稲場圭信先生

大阪大学大学院 人間科学研究科 教授/宗教社会学

 オムニサイトが始まったのは2017年の4月。あらゆるところに知があります。ところは場所、サイト。あらゆるはオムニ。そのために、オムニサイトと名付けました。学外と人科の知を融合して共創知を作っていく仕組みとしてはじまりました。


各団体と連携したきっかけや内容

 2017年5月に、すでに防災・見守り・観光の協働実践でつながりがあった一般社団法人(全国自治会活動支援ネット、全国寺社観光協会)2つと協定を結びました。2ヶ月後、奈良の一般社団法人今井町大和観光局と協定を結びました。

 2017年11月にオムニサイトのホームページを開設。OOS協定にもとづき、久宝寺緑地公園や泉大津市で防災町歩きを一緒に行いました。

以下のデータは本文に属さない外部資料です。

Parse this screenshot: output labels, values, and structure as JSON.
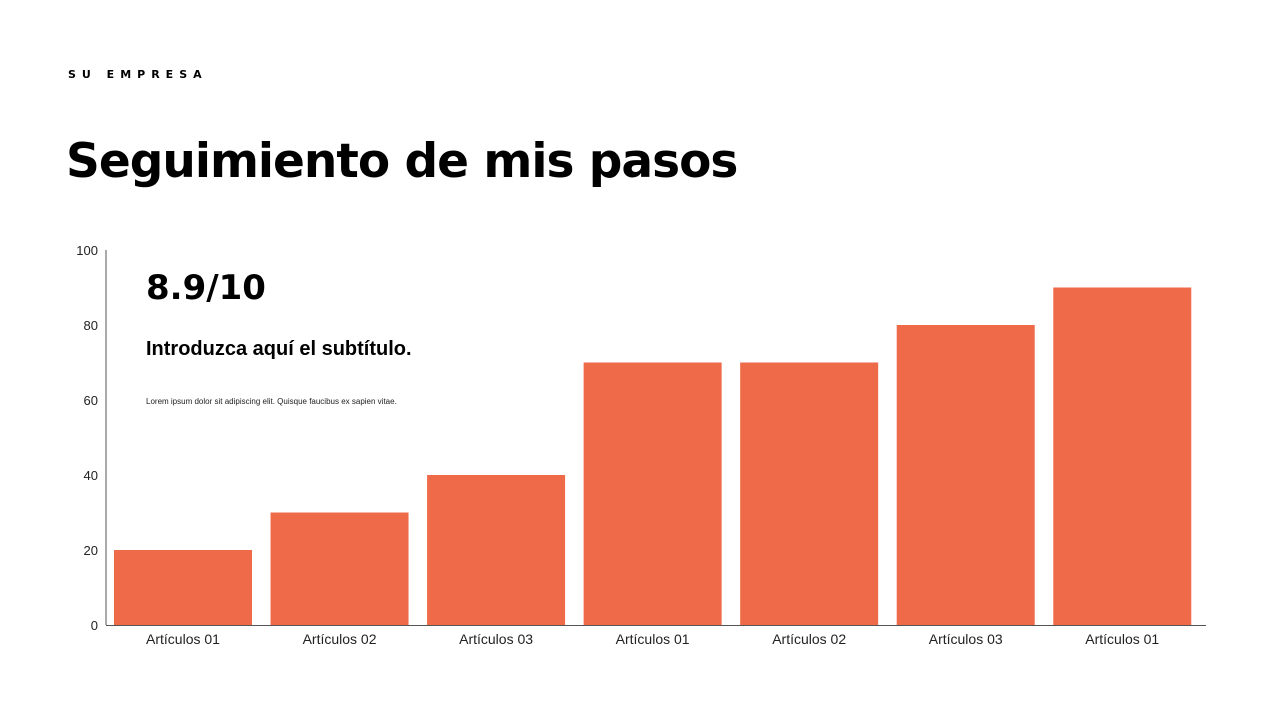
{
  "header": {
    "company": "SU EMPRESA",
    "title": "Seguimiento de mis pasos"
  },
  "callout": {
    "score": "8.9/10",
    "subtitle": "Introduzca aquí el subtítulo.",
    "body": "Lorem ipsum dolor sit adipiscing elit. Quisque faucibus ex sapien vitae."
  },
  "chart_data": {
    "type": "bar",
    "categories": [
      "Artículos 01",
      "Artículos 02",
      "Artículos 03",
      "Artículos 01",
      "Artículos 02",
      "Artículos 03",
      "Artículos 01"
    ],
    "values": [
      20,
      30,
      40,
      70,
      70,
      80,
      90
    ],
    "ylim": [
      0,
      100
    ],
    "yticks": [
      0,
      20,
      40,
      60,
      80,
      100
    ],
    "title": "",
    "xlabel": "",
    "ylabel": "",
    "grid": false,
    "legend": "none",
    "colors": {
      "bar": "#EF6A48",
      "axis": "#555555",
      "text": "#222222"
    }
  }
}
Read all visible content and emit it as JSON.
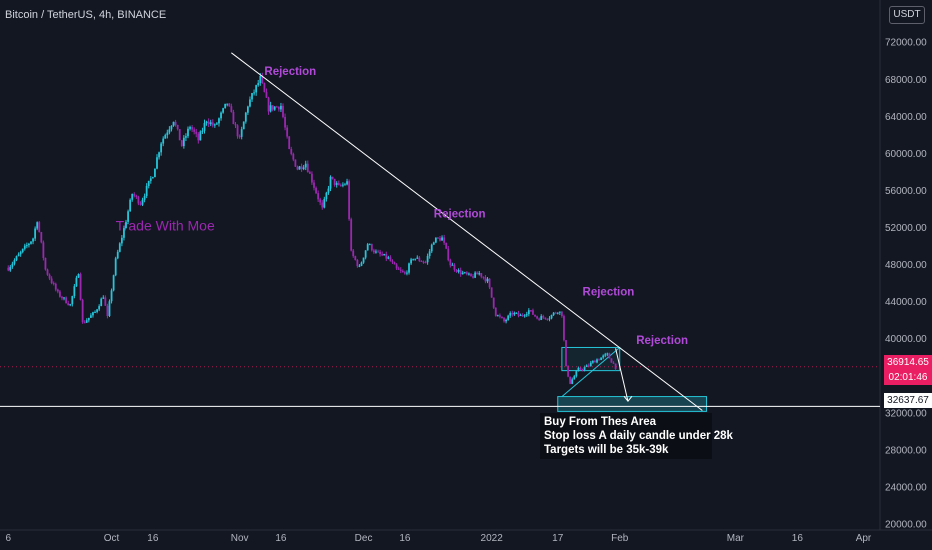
{
  "header": {
    "symbol": "Bitcoin / TetherUS, 4h, BINANCE",
    "currency": "USDT"
  },
  "chart_data": {
    "type": "candlestick",
    "y_axis": {
      "ticks": [
        72000,
        68000,
        64000,
        60000,
        56000,
        52000,
        48000,
        44000,
        40000,
        36000,
        32000,
        28000,
        24000,
        20000
      ],
      "tick_labels": [
        "72000.00",
        "68000.00",
        "64000.00",
        "60000.00",
        "56000.00",
        "52000.00",
        "48000.00",
        "44000.00",
        "40000.00",
        "36000.00",
        "32000.00",
        "28000.00",
        "24000.00",
        "20000.00"
      ],
      "range": [
        19300,
        76500
      ]
    },
    "x_axis": {
      "ticks": [
        "6",
        "Oct",
        "16",
        "Nov",
        "16",
        "Dec",
        "16",
        "2022",
        "17",
        "Feb",
        "Mar",
        "16",
        "Apr"
      ],
      "tick_day_index": [
        0,
        25,
        35,
        56,
        66,
        86,
        96,
        117,
        133,
        148,
        176,
        191,
        207
      ],
      "day_range": [
        -2,
        211
      ],
      "start_date": "2021-09-06"
    },
    "price_path": [
      [
        0,
        47600
      ],
      [
        3,
        49200
      ],
      [
        6,
        50800
      ],
      [
        7,
        52800
      ],
      [
        9,
        47400
      ],
      [
        12,
        44800
      ],
      [
        15,
        43600
      ],
      [
        17,
        47200
      ],
      [
        18,
        41600
      ],
      [
        21,
        42800
      ],
      [
        23,
        44600
      ],
      [
        24,
        42200
      ],
      [
        26,
        48400
      ],
      [
        28,
        51800
      ],
      [
        30,
        55600
      ],
      [
        32,
        54600
      ],
      [
        35,
        57700
      ],
      [
        37,
        61200
      ],
      [
        40,
        63600
      ],
      [
        42,
        60800
      ],
      [
        44,
        62900
      ],
      [
        46,
        61400
      ],
      [
        48,
        63600
      ],
      [
        50,
        62800
      ],
      [
        53,
        65400
      ],
      [
        56,
        61400
      ],
      [
        58,
        65200
      ],
      [
        61,
        68000
      ],
      [
        63,
        64800
      ],
      [
        66,
        65100
      ],
      [
        68,
        60200
      ],
      [
        70,
        58300
      ],
      [
        72,
        58900
      ],
      [
        74,
        56400
      ],
      [
        76,
        53900
      ],
      [
        78,
        57200
      ],
      [
        80,
        56300
      ],
      [
        82,
        56800
      ],
      [
        83,
        49200
      ],
      [
        85,
        47600
      ],
      [
        87,
        50200
      ],
      [
        89,
        49200
      ],
      [
        92,
        48600
      ],
      [
        94,
        47400
      ],
      [
        96,
        46900
      ],
      [
        98,
        48700
      ],
      [
        101,
        48200
      ],
      [
        103,
        50600
      ],
      [
        105,
        50800
      ],
      [
        107,
        48000
      ],
      [
        109,
        47200
      ],
      [
        112,
        46600
      ],
      [
        114,
        47000
      ],
      [
        116,
        46200
      ],
      [
        118,
        42600
      ],
      [
        120,
        41800
      ],
      [
        122,
        42700
      ],
      [
        124,
        42400
      ],
      [
        126,
        43000
      ],
      [
        128,
        42200
      ],
      [
        131,
        42300
      ],
      [
        133,
        43000
      ],
      [
        134,
        42600
      ],
      [
        135,
        36800
      ],
      [
        136,
        35200
      ],
      [
        138,
        36600
      ],
      [
        140,
        36900
      ],
      [
        142,
        37600
      ],
      [
        145,
        38200
      ],
      [
        147,
        36900
      ]
    ],
    "current_price": "36914.65",
    "countdown": "02:01:46",
    "horizontal_level": "32637.67",
    "trendline": {
      "from": [
        54,
        70800
      ],
      "to": [
        150,
        38000
      ],
      "extended_to": [
        168,
        32200
      ]
    },
    "buy_zone": {
      "day_from": 133,
      "day_to": 169,
      "price_low": 32100,
      "price_high": 33700
    },
    "range_box": {
      "day_from": 134,
      "day_to": 148,
      "price_low": 36500,
      "price_high": 39000
    },
    "projection": {
      "from": [
        147,
        38900
      ],
      "to": [
        150,
        33200
      ]
    },
    "annotations": [
      {
        "text": "Rejection",
        "day": 62,
        "price": 68400
      },
      {
        "text": "Rejection",
        "day": 103,
        "price": 53000
      },
      {
        "text": "Rejection",
        "day": 139,
        "price": 44600
      },
      {
        "text": "Rejection",
        "day": 152,
        "price": 39400
      }
    ],
    "watermark_text": "Trade With Moe",
    "note_lines": [
      "Buy From Thes Area",
      "Stop loss A daily candle under 28k",
      "Targets will be 35k-39k"
    ]
  },
  "colors": {
    "background": "#131722",
    "up_candle": "#26c6da",
    "down_candle": "#9c27b0",
    "annotation": "#b14ad9",
    "trendline": "#ffffff",
    "buy_zone_border": "#26c6da",
    "price_tag": "#e91e63",
    "axis_text": "#b2b5be"
  }
}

 この動きは企業にも広げていく必要があるだろうと考え、次は2018年4月にパナソニックホームズ株式会社と協定を結び、大阪大学グローバルビレッジのソフト面での仕組みを一緒に構想しました。そして、防災・見守りの実験を重ねてきたNTN株式会社とも協定を結び、一緒に防災フェアをしました。


共創知は一緒になって創っていく

 支え合う共生社会を創ろうと考えたとして、大学の専門知だけでは社会は変わりません。学問的に研究したものを社会実装していくという時には、当然ながらパートナーとして社会の様々な人と繋がる必要があります。そのような繋がりがなければ、一緒に創りあげていくという共創がなければ、社会のニーズに本当に沿っているのかも分わかりません。パートナーシップで、様々なことを共に実践していく中に生まれてくるものがあります。私自身は、利他主義、支え合う共生社会を創る上で何ができるかと考えた時に、これまでの自分の研究実践をもとに安心安全の社会の構築に貢献したいと思いました。そこで日本社会に長くある寺と神社、宗教施設を地域資源として、科学技術も導入して取り組んでいく方向が定まりました。パートナーがたくさんいます。どちらかが一方的に「知」を伝えるのではなく、一緒になって創っていくのです。

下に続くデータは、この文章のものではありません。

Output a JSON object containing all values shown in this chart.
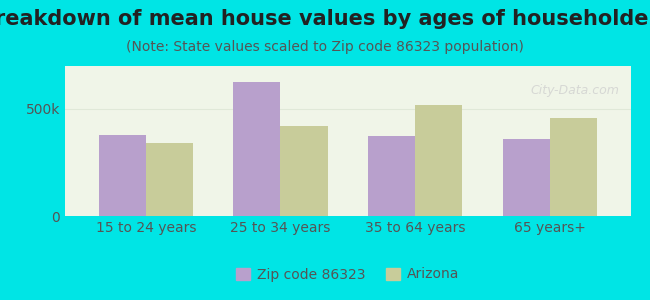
{
  "title": "Breakdown of mean house values by ages of householders",
  "subtitle": "(Note: State values scaled to Zip code 86323 population)",
  "categories": [
    "15 to 24 years",
    "25 to 34 years",
    "35 to 64 years",
    "65 years+"
  ],
  "zip_values": [
    380000,
    625000,
    375000,
    360000
  ],
  "az_values": [
    340000,
    420000,
    520000,
    455000
  ],
  "zip_color": "#b8a0cc",
  "az_color": "#c8cc9a",
  "background_outer": "#00e5e5",
  "background_plot": "#f0f5e8",
  "yticks": [
    0,
    500000
  ],
  "ytick_labels": [
    "0",
    "500k"
  ],
  "ylim": [
    0,
    700000
  ],
  "legend_zip_label": "Zip code 86323",
  "legend_az_label": "Arizona",
  "bar_width": 0.35,
  "title_fontsize": 15,
  "subtitle_fontsize": 10,
  "tick_fontsize": 10,
  "legend_fontsize": 10
}
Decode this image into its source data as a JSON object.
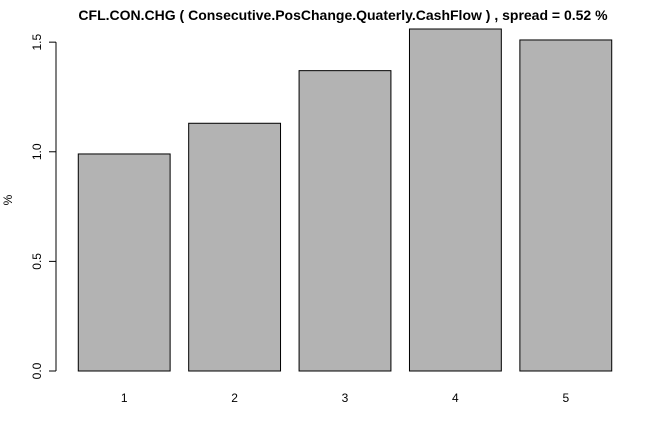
{
  "chart_data": {
    "type": "bar",
    "title": "CFL.CON.CHG ( Consecutive.PosChange.Quaterly.CashFlow ) , spread = 0.52 %",
    "xlabel": "",
    "ylabel": "%",
    "categories": [
      "1",
      "2",
      "3",
      "4",
      "5"
    ],
    "values": [
      0.99,
      1.13,
      1.37,
      1.56,
      1.51
    ],
    "ylim": [
      0,
      1.56
    ],
    "yticks": [
      0.0,
      0.5,
      1.0,
      1.5
    ],
    "ytick_labels": [
      "0.0",
      "0.5",
      "1.0",
      "1.5"
    ],
    "grid": false,
    "bar_color": "#b3b3b3"
  }
}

 理論的なものは大事ですが、それだけでは社会は変わっていかないと思います。


現場でしか取得できないもの

 イギリスに留学していたときに、ホームレスの支援に参加しました。現場に入って、最初はジロジロ見られましたが、ある時に、ホームレスからサンドイッチをもらいました。サンドイッチ屋さんが閉店後にホームレスに提供したものです。そのホームレスの人はキュウリが入っているサンドイッチが嫌だからと、私にくれました。そういった中に、現場に出ることによって知らなかった世界を知ることができたのです。ホームレスは人から支援してもらっているから、そんな食べ物の好き嫌いをしてはいけない、というのが一般的な発想かもしれない。しかし、ホームレスの人は同じようなサンドイッチを常にもらっているのです。好きなもの嫌いなものは人間だからあると思います。それも人間として当たり前だなと思いました。支援する側とされる側の関係の中で、支援される側はもらっているので、一方的に与えられているので、文句言わずに食べろとか我慢しろ、というのはおかしい話です。そうではない、それぞれの人間がお互いに尊重しながら、何ができるのか、その当時現場で体験をもと考えていました。


現場に出ることで社会をかえる

 3.11の時、現場に行き、様々な宗教者と涙を流し、汗を流し、協働実践をしました。そういった中で、社会は少しずつ変わっていく、その動きが見えました。緊急避難所となっていた寺や神社に行き、支援活動をしながら、現場で見て、聞き取りしたものを発信します。現場の方々から、そうしてくれと託されました。そしてメディアの取材も受けます。その後、行政と寺社宗教施設の連携が全国に広がって、社会は少しずつ変わります。今、東京都は小池知事のリーダーシップのもと、寺社を避難場所として活用しようということで東京都宗教連盟と一緒になって動いています。私も有識者として関わっています。これも自分自身が現場の方々と一緒に共創していく実践です。その一連の流れの中で本当に実現にむけて少しずつ進んでいます。最初は誰も知らない地味な活動だったのが、だんだんとそういう形になってきて社会に実装されていきます。もし学問の中だけで閉じた論文を書いて、一部の学者だけが読むものだったら、こうなっていないと思います。メディアの方々とも一緒に現場に入って話をし、様々な社会のアクターと協働することで、社会変革が起きる、そう信じています。